Palazzo Menichelli, il palazzo dei miei sogni...
-THE FAMILE MENICHELLI-
FROM A 14TH CENTURY KNIGHT TO ONE OF ITALY'S
LONGEST SERVING MAYORS
The origin of the Menichelli name lays right here in the provinces of Lazio, where the earliest recorded references to the name date back to at least the 14th century. However, today there are more than six hundred and forty Menichelli family branches spread throughout Italy, the majority of which are to be found in the regions of Lazio, Le Marche and Umbria. The family was granted its first knighthood in the middle of the 14th century, after the crusader Alessandro Menichelli, fighting under the flag of the Spanish Cardinal Egidio Albornoz, was one of an army that conquered the provinces of Lazio and Spoleto, and those of the Montefeltro of Urbino, the Malatesta of Rimini and the Ordelaffi of Forlì.

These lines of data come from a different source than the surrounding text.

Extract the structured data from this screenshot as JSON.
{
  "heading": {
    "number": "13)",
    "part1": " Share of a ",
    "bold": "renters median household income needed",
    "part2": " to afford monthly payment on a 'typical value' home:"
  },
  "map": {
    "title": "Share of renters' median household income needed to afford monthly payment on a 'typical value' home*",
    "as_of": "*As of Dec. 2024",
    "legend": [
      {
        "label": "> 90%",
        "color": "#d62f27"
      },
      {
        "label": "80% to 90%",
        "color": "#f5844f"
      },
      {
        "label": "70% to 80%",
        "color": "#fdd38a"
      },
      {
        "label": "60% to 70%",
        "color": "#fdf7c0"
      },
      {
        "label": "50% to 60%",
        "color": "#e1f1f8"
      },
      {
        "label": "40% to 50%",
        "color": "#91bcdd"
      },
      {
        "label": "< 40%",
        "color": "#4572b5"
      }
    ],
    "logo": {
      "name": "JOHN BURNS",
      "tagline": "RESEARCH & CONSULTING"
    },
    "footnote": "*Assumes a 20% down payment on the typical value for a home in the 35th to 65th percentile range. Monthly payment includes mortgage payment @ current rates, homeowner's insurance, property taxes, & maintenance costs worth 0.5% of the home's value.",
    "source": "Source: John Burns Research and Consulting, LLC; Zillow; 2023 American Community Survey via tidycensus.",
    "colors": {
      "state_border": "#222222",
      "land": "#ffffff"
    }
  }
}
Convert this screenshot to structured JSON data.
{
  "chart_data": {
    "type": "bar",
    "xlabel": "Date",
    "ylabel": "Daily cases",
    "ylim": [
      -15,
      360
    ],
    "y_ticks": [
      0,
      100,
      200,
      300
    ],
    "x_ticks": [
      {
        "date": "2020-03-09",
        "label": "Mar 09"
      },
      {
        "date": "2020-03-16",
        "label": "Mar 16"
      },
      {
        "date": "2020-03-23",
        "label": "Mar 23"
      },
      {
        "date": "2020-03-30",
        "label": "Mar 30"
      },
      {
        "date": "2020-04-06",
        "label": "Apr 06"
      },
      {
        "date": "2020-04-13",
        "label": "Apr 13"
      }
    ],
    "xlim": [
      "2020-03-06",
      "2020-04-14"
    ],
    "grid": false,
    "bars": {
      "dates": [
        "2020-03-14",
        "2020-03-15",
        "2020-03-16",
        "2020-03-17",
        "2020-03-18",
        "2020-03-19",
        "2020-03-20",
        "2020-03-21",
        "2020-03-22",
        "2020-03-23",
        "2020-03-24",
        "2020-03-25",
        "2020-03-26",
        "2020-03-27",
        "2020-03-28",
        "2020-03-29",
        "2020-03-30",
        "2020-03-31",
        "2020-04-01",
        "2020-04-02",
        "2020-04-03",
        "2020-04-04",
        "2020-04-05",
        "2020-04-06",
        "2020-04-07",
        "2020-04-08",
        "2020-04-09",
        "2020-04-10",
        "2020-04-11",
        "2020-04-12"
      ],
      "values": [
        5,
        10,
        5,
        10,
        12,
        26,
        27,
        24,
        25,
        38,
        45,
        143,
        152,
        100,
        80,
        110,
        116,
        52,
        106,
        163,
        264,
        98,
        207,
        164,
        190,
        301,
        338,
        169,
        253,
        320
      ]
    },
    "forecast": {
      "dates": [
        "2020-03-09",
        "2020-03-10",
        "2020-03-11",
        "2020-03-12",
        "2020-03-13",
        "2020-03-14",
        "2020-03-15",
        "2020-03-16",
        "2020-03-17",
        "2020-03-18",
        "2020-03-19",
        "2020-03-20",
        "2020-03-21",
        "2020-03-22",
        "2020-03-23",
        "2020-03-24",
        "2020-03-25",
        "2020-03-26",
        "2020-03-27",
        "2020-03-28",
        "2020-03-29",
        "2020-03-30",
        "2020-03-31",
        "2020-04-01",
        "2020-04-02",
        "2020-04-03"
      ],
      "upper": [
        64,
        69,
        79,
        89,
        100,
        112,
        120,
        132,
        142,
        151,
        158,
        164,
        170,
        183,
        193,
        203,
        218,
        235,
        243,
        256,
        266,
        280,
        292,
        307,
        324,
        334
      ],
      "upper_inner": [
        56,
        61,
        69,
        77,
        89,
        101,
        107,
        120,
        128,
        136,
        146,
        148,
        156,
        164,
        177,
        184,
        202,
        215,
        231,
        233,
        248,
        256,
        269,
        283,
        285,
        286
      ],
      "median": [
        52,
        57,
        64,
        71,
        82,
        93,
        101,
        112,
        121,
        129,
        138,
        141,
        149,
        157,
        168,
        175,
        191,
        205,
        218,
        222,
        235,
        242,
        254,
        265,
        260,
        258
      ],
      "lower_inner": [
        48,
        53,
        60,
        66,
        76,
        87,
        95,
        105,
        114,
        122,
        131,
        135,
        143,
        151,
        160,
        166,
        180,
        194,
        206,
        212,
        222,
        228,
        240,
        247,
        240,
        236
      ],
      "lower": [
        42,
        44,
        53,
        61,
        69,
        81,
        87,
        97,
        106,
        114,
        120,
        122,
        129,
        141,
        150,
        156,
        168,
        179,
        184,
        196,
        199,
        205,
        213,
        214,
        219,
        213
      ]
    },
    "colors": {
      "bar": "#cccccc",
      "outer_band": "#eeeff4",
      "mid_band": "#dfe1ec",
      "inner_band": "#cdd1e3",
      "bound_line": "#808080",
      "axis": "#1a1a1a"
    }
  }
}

In the centuries that have passed since, a great many illustrious men and women have borne the Menichelli name, including His Eminence Edoardo Menichelli, Cardinal and Archbishop of Emeritus Ancona-Osimo in Le Marche; acclaimed actresses Dora Menichelli; renowned scientist Marco Menichelli; internationally acclaimed cardiac surgeon Professor Maurizio Menichelli; several times Italian, European and World Champion soccer player Giampolo Menichelli; Olympic, World and European Championship gold, silver and bronze medal winning gymnast Franco Menichelli; and 1970-2004 Mayor of Stimigliano Costante Menichelli, who holds the significant honour of being one of the longest-serving town mayors in Italian history.